Les chercheurs ont découvert un site dans l'amygdale qui est critique pour l'insuffisance respiratoire après une crise. Les zones violettes et bleues représentent des cartes de probabilité des zones associées à l'apnée persistante, basées sur les données de 20 patients souffrant d'épilepsie non contrôlée. Source : Dlouhy Lab, Université de l'Iowa

Pour étudier cela, les chercheurs ont recruté 12 adultes et huit enfants épileptiques dont les crises ne pouvaient pas être contrôlées par des médicaments et qui subissaient des électroencéphalogrammes intracrâniens (iEEG) pour tenter de contrôler leurs crises.
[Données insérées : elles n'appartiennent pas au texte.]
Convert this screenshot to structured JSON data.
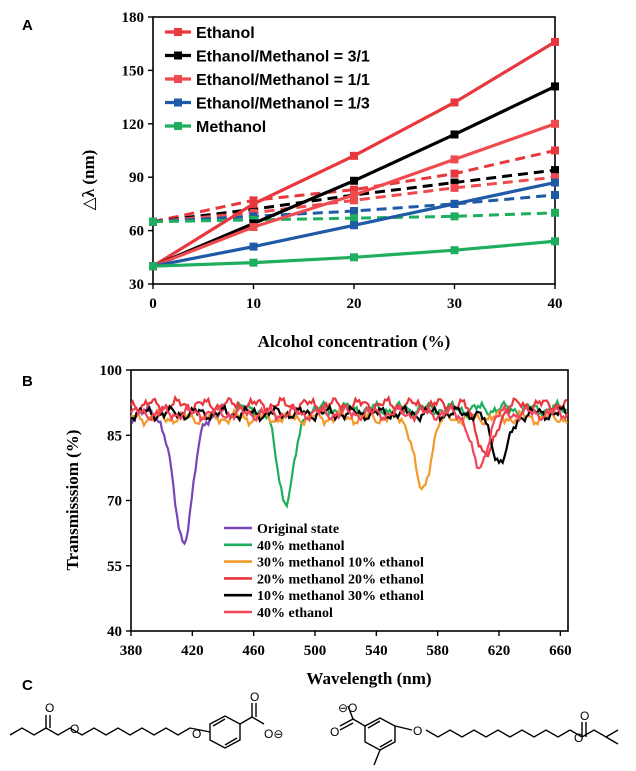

En utilisant une stimulation électrique directe, l’équipe a provoqué des convulsions chez les participants sous surveillance médicale pour examiner le contrôle de la respiration et de l’apnée du cerveau antérieur. Ils ont découvert que les crises provenant de l'amygdale, une région du cerveau principalement impliquée dans le traitement des émotions et de la peur, entraînaient une apnée post-critique, et ils ont identifié des sous-régions de l'amygdale impliquées dans l'affaiblissement de la respiration prolongée. Seuls cinq des 20 participants ont souffert d'apnée post-critique, ce qui suggère que certaines personnes souffrant de crises incontrôlées pourraient être plus sensibles à cette maladie.

Les scientifiques ont ensuite utilisé une combinaison de stimulation électrique et d’imagerie par résonance magnétique fonctionnelle pour identifier de nouvelles connexions entre l’amygdale et une région du tronc cérébral essentielle à la détection des changements dans les niveaux de dioxyde de carbone dans le sang et au contrôle de la respiration. Pris ensemble, les résultats suggèrent que l’activité épileptique dans les sous-régions de l’amygdale peut supprimer la respiration et la faim d’air longtemps après une crise. Ceci est très probablement contrôlé par des connexions avec le tronc cérébral et d’autres parties du cerveau impliquées dans la détection des signaux provenant du corps. Des recherches supplémentaires sont nécessaires pour confirmer le rôle de l'amygdale dans la dépression respiratoire et sa relation avec le SUDEP.

Ces résultats approfondissent notre compréhension du SUDEP et peuvent aider à découvrir des traitements préventifs et à identifier les populations à haut risque. Cette recherche a été financée en partie par une subvention de l'Institut national des troubles neurologiques et des accidents vasculaires cérébraux (NINDS), une division des National Institutes of Health (NIH).